Do these flaws warrant setting aside the RAD’s decision?
[56]
To warrant setting aside an administrative decision, any flaws established on judicial review must be more than superficial or peripheral to the merits of the decision. Minor missteps by the decision maker will not suffice. The reviewing court “must be satisfied that any shortcomings or flaws relied on by the party challenging the decision are sufficiently central or significant to render the decision unreasonable”
(Vavilov at para 100).
[57]
The respondent contends that any flaws in the RAD’s decision do not rise to this level because the determinative issue for the RAD was the existence of an IFA in Mexico City. According to the respondent, the overall reasonableness of that determination is unaffected by any procedural or substantive deficiencies in the RAD’s assessment of Ms. Lopez Santos’s credibility.
[58]
I do not agree. Once the issue of an IFA was engaged, the burden was on the applicants to establish either that they would be at risk in the IFA or that it would be unreasonable for them to relocate there: see Thirunavukkarasu v Canada (Minister of Employment and Immigration), [1994] 1 FC 589 (CA) at paras 594-95; see also Aigbe v Canada (Citizenship and Immigration), 2020 FC 895 at para 9, and Obotuke v Canada (Citizenship and Immigration), 2021 FC 407 at para 16. The ability of the applicants to discharge their burden with respect to the first branch of the test – the question of risk in the IFA – depended on the credibility of Ms. Lopez Santos’s account of Juan Carlos’s character and behaviour over the course of their relationship – in short, his profile. The cell phone incident on which the RAD focused was only one part of the story but it was not a minor incident. As the RAD itself pointed out, “the event was a critical one given it was the only occasion in her history of victimization that [Ms. Lopez Santos] sought help from the police.”
Moreover, the RAD’s adverse credibility finding was not limited to this incident alone. Rather, the RAD cited this incident as an “example of evidence that is unresolved and that undermines [Ms. Lopez Santos’s] credibility.”
This adverse finding extended to Ms. Lopez Santos’s account of her relationship with Juan Carlos generally, which in turn necessarily informed the assessment of the threat he would pose to Ms. Lopez Santos in the future.
[59]
Given the centrality of Juan Carlos’s profile to the question of risk in the IFA, and given the centrality of Ms. Lopez Santos’s credibility to the determination of that issue, I am satisfied that the procedural and substantive flaws in the RAD’s decision are neither superficial nor peripheral.
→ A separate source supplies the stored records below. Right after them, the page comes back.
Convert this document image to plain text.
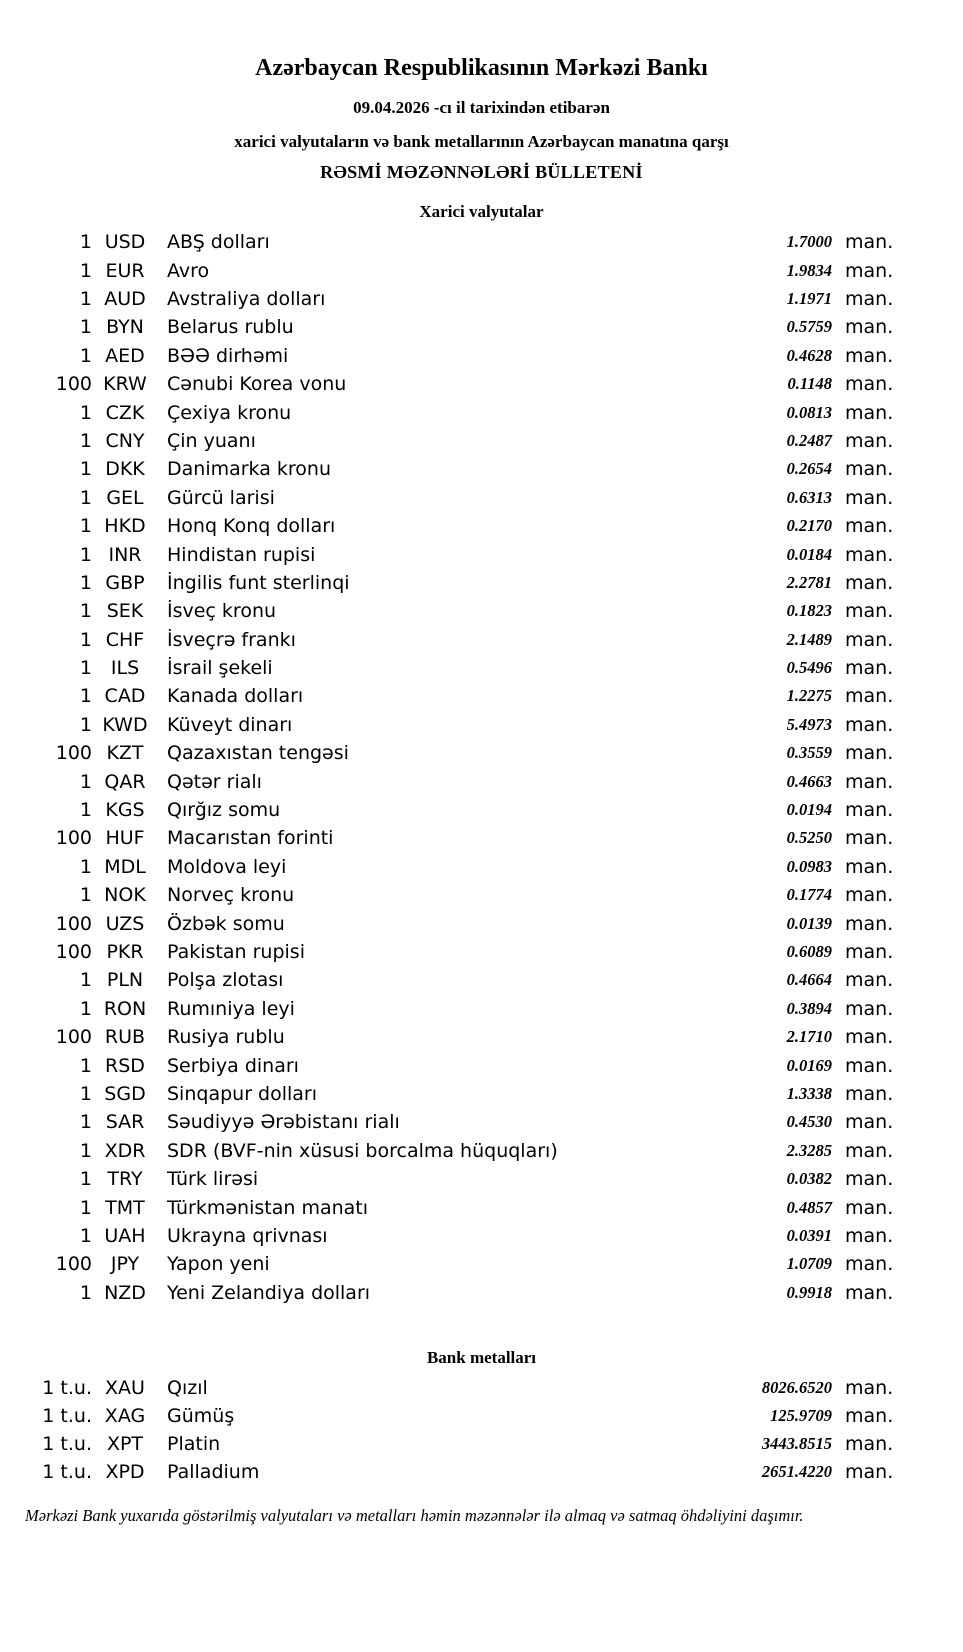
Azərbaycan Respublikasının Mərkəzi Bankı
09.04.2026 -cı il tarixindən etibarən
xarici valyutaların və bank metallarının Azərbaycan manatına qarşı
RƏSMİ MƏZƏNNƏLƏRİ BÜLLETENİ
Xarici valyutalar
1 USD	ABŞ dolları	1.7000 man.
1 EUR	Avro	1.9834 man.
1 AUD	Avstraliya dolları	1.1971 man.
1 BYN	Belarus rublu	0.5759 man.
1 AED	BƏƏ dirhəmi	0.4628 man.
100 KRW	Cənubi Korea vonu	0.1148 man.
1 CZK	Çexiya kronu	0.0813 man.
1 CNY	Çin yuanı	0.2487 man.
1 DKK	Danimarka kronu	0.2654 man.
1 GEL	Gürcü larisi	0.6313 man.
1 HKD	Honq Konq dolları	0.2170 man.
1 INR	Hindistan rupisi	0.0184 man.
1 GBP	İngilis funt sterlinqi	2.2781 man.
1 SEK	İsveç kronu	0.1823 man.
1 CHF	İsveçrə frankı	2.1489 man.
1 ILS	İsrail şekeli	0.5496 man.
1 CAD	Kanada dolları	1.2275 man.
1 KWD	Küveyt dinarı	5.4973 man.
100 KZT	Qazaxıstan tengəsi	0.3559 man.
1 QAR	Qətər rialı	0.4663 man.
1 KGS	Qırğız somu	0.0194 man.
100 HUF	Macarıstan forinti	0.5250 man.
1 MDL	Moldova leyi	0.0983 man.
1 NOK	Norveç kronu	0.1774 man.
100 UZS	Özbək somu	0.0139 man.
100 PKR	Pakistan rupisi	0.6089 man.
1 PLN	Polşa zlotası	0.4664 man.
1 RON	Rumıniya leyi	0.3894 man.
100 RUB	Rusiya rublu	2.1710 man.
1 RSD	Serbiya dinarı	0.0169 man.
1 SGD	Sinqapur dolları	1.3338 man.
1 SAR	Səudiyyə Ərəbistanı rialı	0.4530 man.
1 XDR	SDR (BVF-nin xüsusi borcalma hüquqları)	2.3285 man.
1 TRY	Türk lirəsi	0.0382 man.
1 TMT	Türkmənistan manatı	0.4857 man.
1 UAH	Ukrayna qrivnası	0.0391 man.
100 JPY	Yapon yeni	1.0709 man.
1 NZD	Yeni Zelandiya dolları	0.9918 man.
Bank metalları
1 t.u. XAU	Qızıl	8026.6520 man.
1 t.u. XAG	Gümüş	125.9709 man.
1 t.u. XPT	Platin	3443.8515 man.
1 t.u. XPD	Palladium	2651.4220 man.
Mərkəzi Bank yuxarıda göstərilmiş valyutaları və metalları həmin məzənnələr ilə almaq və satmaq öhdəliyini daşımır.
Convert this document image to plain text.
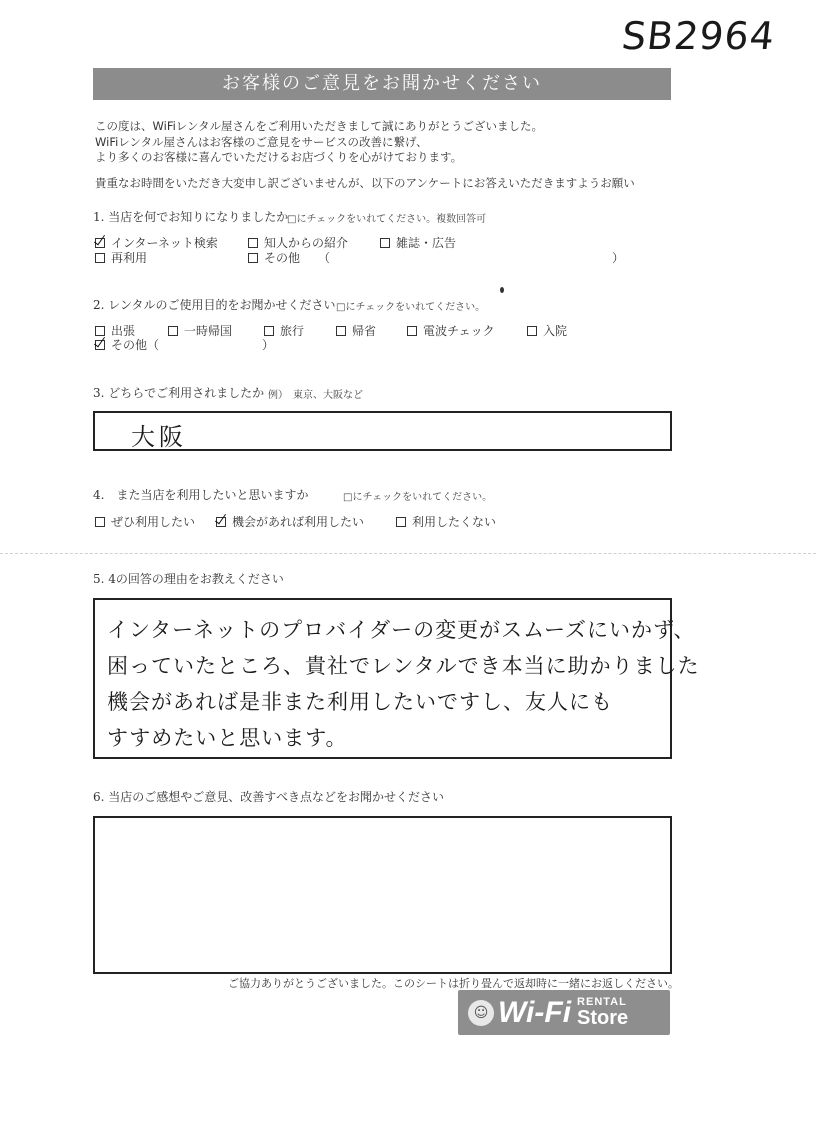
SB2964
お客様のご意見をお聞かせください
この度は、WiFiレンタル屋さんをご利用いただきまして誠にありがとうございました。
WiFiレンタル屋さんはお客様のご意見をサービスの改善に繋げ、
より多くのお客様に喜んでいただけるお店づくりを心がけております。
貴重なお時間をいただき大変申し訳ございませんが、以下のアンケートにお答えいただきますようお願い
1. 当店を何でお知りになりましたか
□にチェックをいれてください。複数回答可
インターネット検索	知人からの紹介	雑誌・広告
再利用	その他 （	）
2. レンタルのご使用目的をお聞かせください □にチェックをいれてください。
出張	一時帰国	旅行	帰省	電波チェック	入院
その他（	）
3. どちらでご利用されましたか 例）　東京、大阪など
大阪
4.　また当店を利用したいと思いますか	□にチェックをいれてください。
ぜひ利用したい	機会があれば利用したい	利用したくない
5. 4の回答の理由をお教えください
インターネットのプロバイダーの変更がスムーズにいかず、
困っていたところ、貴社でレンタルでき本当に助かりました
機会があれば是非また利用したいですし、友人にも
すすめたいと思います。
6. 当店のご感想やご意見、改善すべき点などをお聞かせください
ご協力ありがとうございました。このシートは折り畳んで返却時に一緒にお返しください。
☺ Wi-Fi RENTAL
Store
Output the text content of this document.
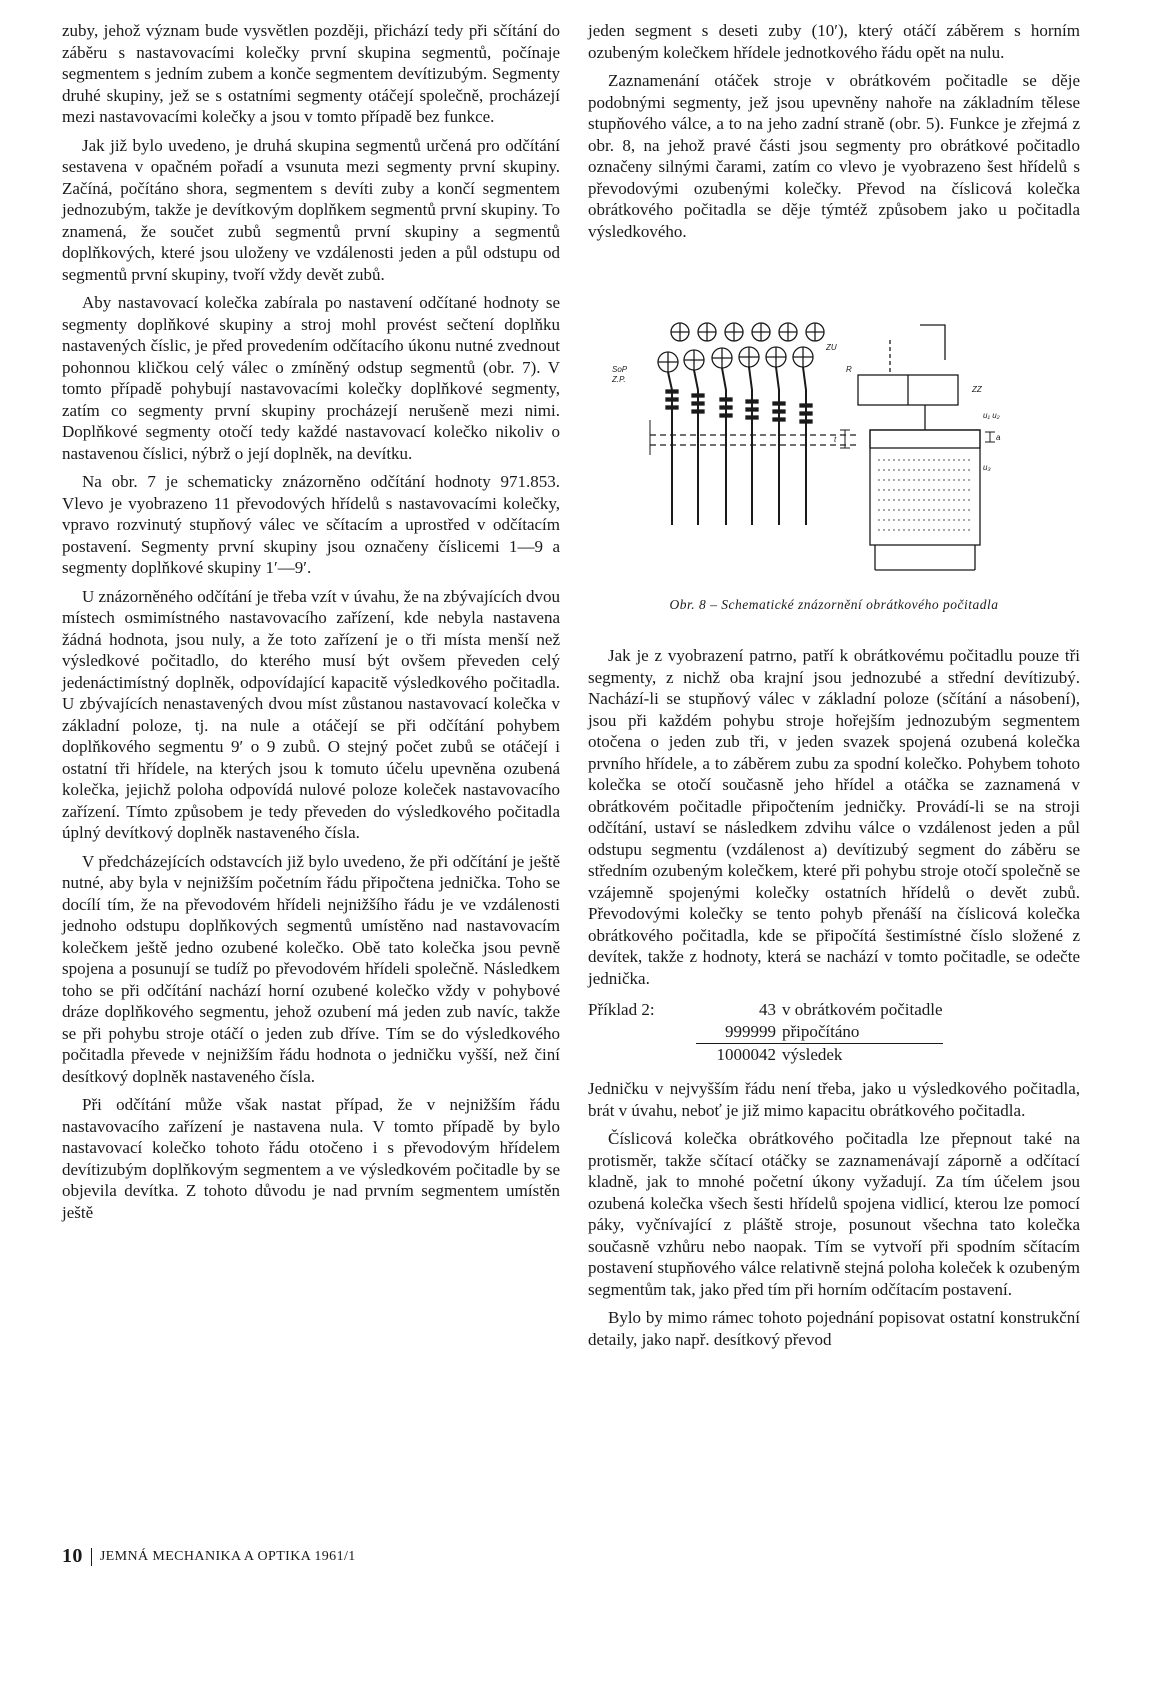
zuby, jehož význam bude vysvětlen později, přichází tedy při sčítání do záběru s nastavovacími kolečky první skupina segmentů, počínaje segmentem s jedním zubem a konče segmentem devítizubým. Segmenty druhé skupiny, jež se s ostatními segmenty otáčejí společně, procházejí mezi nastavovacími kolečky a jsou v tomto případě bez funkce.

Jak již bylo uvedeno, je druhá skupina segmentů určená pro odčítání sestavena v opačném pořadí a vsunuta mezi segmenty první skupiny. Začíná, počítáno shora, segmentem s devíti zuby a končí segmentem jednozubým, takže je devítkovým doplňkem segmentů první skupiny. To znamená, že součet zubů segmentů první skupiny a segmentů doplňkových, které jsou uloženy ve vzdálenosti jeden a půl odstupu od segmentů první skupiny, tvoří vždy devět zubů.

Aby nastavovací kolečka zabírala po nastavení odčítané hodnoty se segmenty doplňkové skupiny a stroj mohl provést sečtení doplňku nastavených číslic, je před provedením odčítacího úkonu nutné zvednout pohonnou kličkou celý válec o zmíněný odstup segmentů (obr. 7). V tomto případě pohybují nastavovacími kolečky doplňkové segmenty, zatím co segmenty první skupiny procházejí nerušeně mezi nimi. Doplňkové segmenty otočí tedy každé nastavovací kolečko nikoliv o nastavenou číslici, nýbrž o její doplněk, na devítku.

Na obr. 7 je schematicky znázorněno odčítání hodnoty 971.853. Vlevo je vyobrazeno 11 převodových hřídelů s nastavovacími kolečky, vpravo rozvinutý stupňový válec ve sčítacím a uprostřed v odčítacím postavení. Segmenty první skupiny jsou označeny číslicemi 1—9 a segmenty doplňkové skupiny 1′—9′.

U znázorněného odčítání je třeba vzít v úvahu, že na zbývajících dvou místech osmimístného nastavovacího zařízení, kde nebyla nastavena žádná hodnota, jsou nuly, a že toto zařízení je o tři místa menší než výsledkové počitadlo, do kterého musí být ovšem převeden celý jedenáctimístný doplněk, odpovídající kapacitě výsledkového počitadla. U zbývajících nenastavených dvou míst zůstanou nastavovací kolečka v základní poloze, tj. na nule a otáčejí se při odčítání pohybem doplňkového segmentu 9′ o 9 zubů. O stejný počet zubů se otáčejí i ostatní tři hřídele, na kterých jsou k tomuto účelu upevněna ozubená kolečka, jejichž poloha odpovídá nulové poloze koleček nastavovacího zařízení. Tímto způsobem je tedy převeden do výsledkového počitadla úplný devítkový doplněk nastaveného čísla.

V předcházejících odstavcích již bylo uvedeno, že při odčítání je ještě nutné, aby byla v nejnižším početním řádu připočtena jednička. Toho se docílí tím, že na převodovém hřídeli nejnižšího řádu je ve vzdálenosti jednoho odstupu doplňkových segmentů umístěno nad nastavovacím kolečkem ještě jedno ozubené kolečko. Obě tato kolečka jsou pevně spojena a posunují se tudíž po převodovém hřídeli společně. Následkem toho se při odčítání nachází horní ozubené kolečko vždy v pohybové dráze doplňkového segmentu, jehož ozubení má jeden zub navíc, takže se při pohybu stroje otáčí o jeden zub dříve. Tím se do výsledkového počitadla převede v nejnižším řádu hodnota o jedničku vyšší, než činí desítkový doplněk nastaveného čísla.

Při odčítání může však nastat případ, že v nejnižším řádu nastavovacího zařízení je nastavena nula. V tomto případě by bylo nastavovací kolečko tohoto řádu otočeno i s převodovým hřídelem devítizubým doplňkovým segmentem a ve výsledkovém počitadle by se objevila devítka. Z tohoto důvodu je nad prvním segmentem umístěn ještě

jeden segment s deseti zuby (10′), který otáčí záběrem s horním ozubeným kolečkem hřídele jednotkového řádu opět na nulu.

Zaznamenání otáček stroje v obrátkovém počitadle se děje podobnými segmenty, jež jsou upevněny nahoře na základním tělese stupňového válce, a to na jeho zadní straně (obr. 5). Funkce je zřejmá z obr. 8, na jehož pravé části jsou segmenty pro obrátkové počitadlo označeny silnými čarami, zatím co vlevo je vyobrazeno šest hřídelů s převodovými ozubenými kolečky. Převod na číslicová kolečka obrátkového počitadla se děje týmtéž způsobem jako u počitadla výsledkového.

SoP
Z.P.
R
ZZ
ZU
a
t
u₁ u₂
u₃
Obr. 8 – Schematické znázornění obrátkového počitadla

Jak je z vyobrazení patrno, patří k obrátkovému počitadlu pouze tři segmenty, z nichž oba krajní jsou jednozubé a střední devítizubý. Nachází-li se stupňový válec v základní poloze (sčítání a násobení), jsou při každém pohybu stroje hořejším jednozubým segmentem otočena o jeden zub tři, v jeden svazek spojená ozubená kolečka prvního hřídele, a to záběrem zubu za spodní kolečko. Pohybem tohoto kolečka se otočí současně jeho hřídel a otáčka se zaznamená v obrátkovém počitadle připočtením jedničky. Provádí-li se na stroji odčítání, ustaví se následkem zdvihu válce o vzdálenost jeden a půl odstupu segmentu (vzdálenost a) devítizubý segment do záběru se středním ozubeným kolečkem, které při pohybu stroje otočí společně se vzájemně spojenými kolečky ostatních hřídelů o devět zubů. Převodovými kolečky se tento pohyb přenáší na číslicová kolečka obrátkového počitadla, kde se připočítá šestimístné číslo složené z devítek, takže z hodnoty, která se nachází v tomto počitadle, se odečte jednička.

Příklad 2:	43	v obrátkovém počitadle
	999999	připočítáno
	1000042	výsledek

Jedničku v nejvyšším řádu není třeba, jako u výsledkového počitadla, brát v úvahu, neboť je již mimo kapacitu obrátkového počitadla.

Číslicová kolečka obrátkového počitadla lze přepnout také na protisměr, takže sčítací otáčky se zaznamenávají záporně a odčítací kladně, jak to mnohé početní úkony vyžadují. Za tím účelem jsou ozubená kolečka všech šesti hřídelů spojena vidlicí, kterou lze pomocí páky, vyčnívající z pláště stroje, posunout všechna tato kolečka současně vzhůru nebo naopak. Tím se vytvoří při spodním sčítacím postavení stupňového válce relativně stejná poloha koleček k ozubeným segmentům tak, jako před tím při horním odčítacím postavení.

Bylo by mimo rámec tohoto pojednání popisovat ostatní konstrukční detaily, jako např. desítkový převod

10 JEMNÁ MECHANIKA A OPTIKA 1961/1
Rather, they are sufficiently serious that they call into question both the fairness and the reasonableness of the RAD’s decision. Consequently, the decision must be set aside and the matter reconsidered by a different decision maker.
VI.
CONCLUSION
[60]
For these reasons, this application for judicial review is allowed. The decision of the Refugee Appeal Division dated March 4, 2020, is set aside and the matter is remitted for redetermination by a different decision maker.
[61]
The parties did not suggest any serious questions of general importance for certification under paragraph 74(d) of the IRPA. I agree that none arise.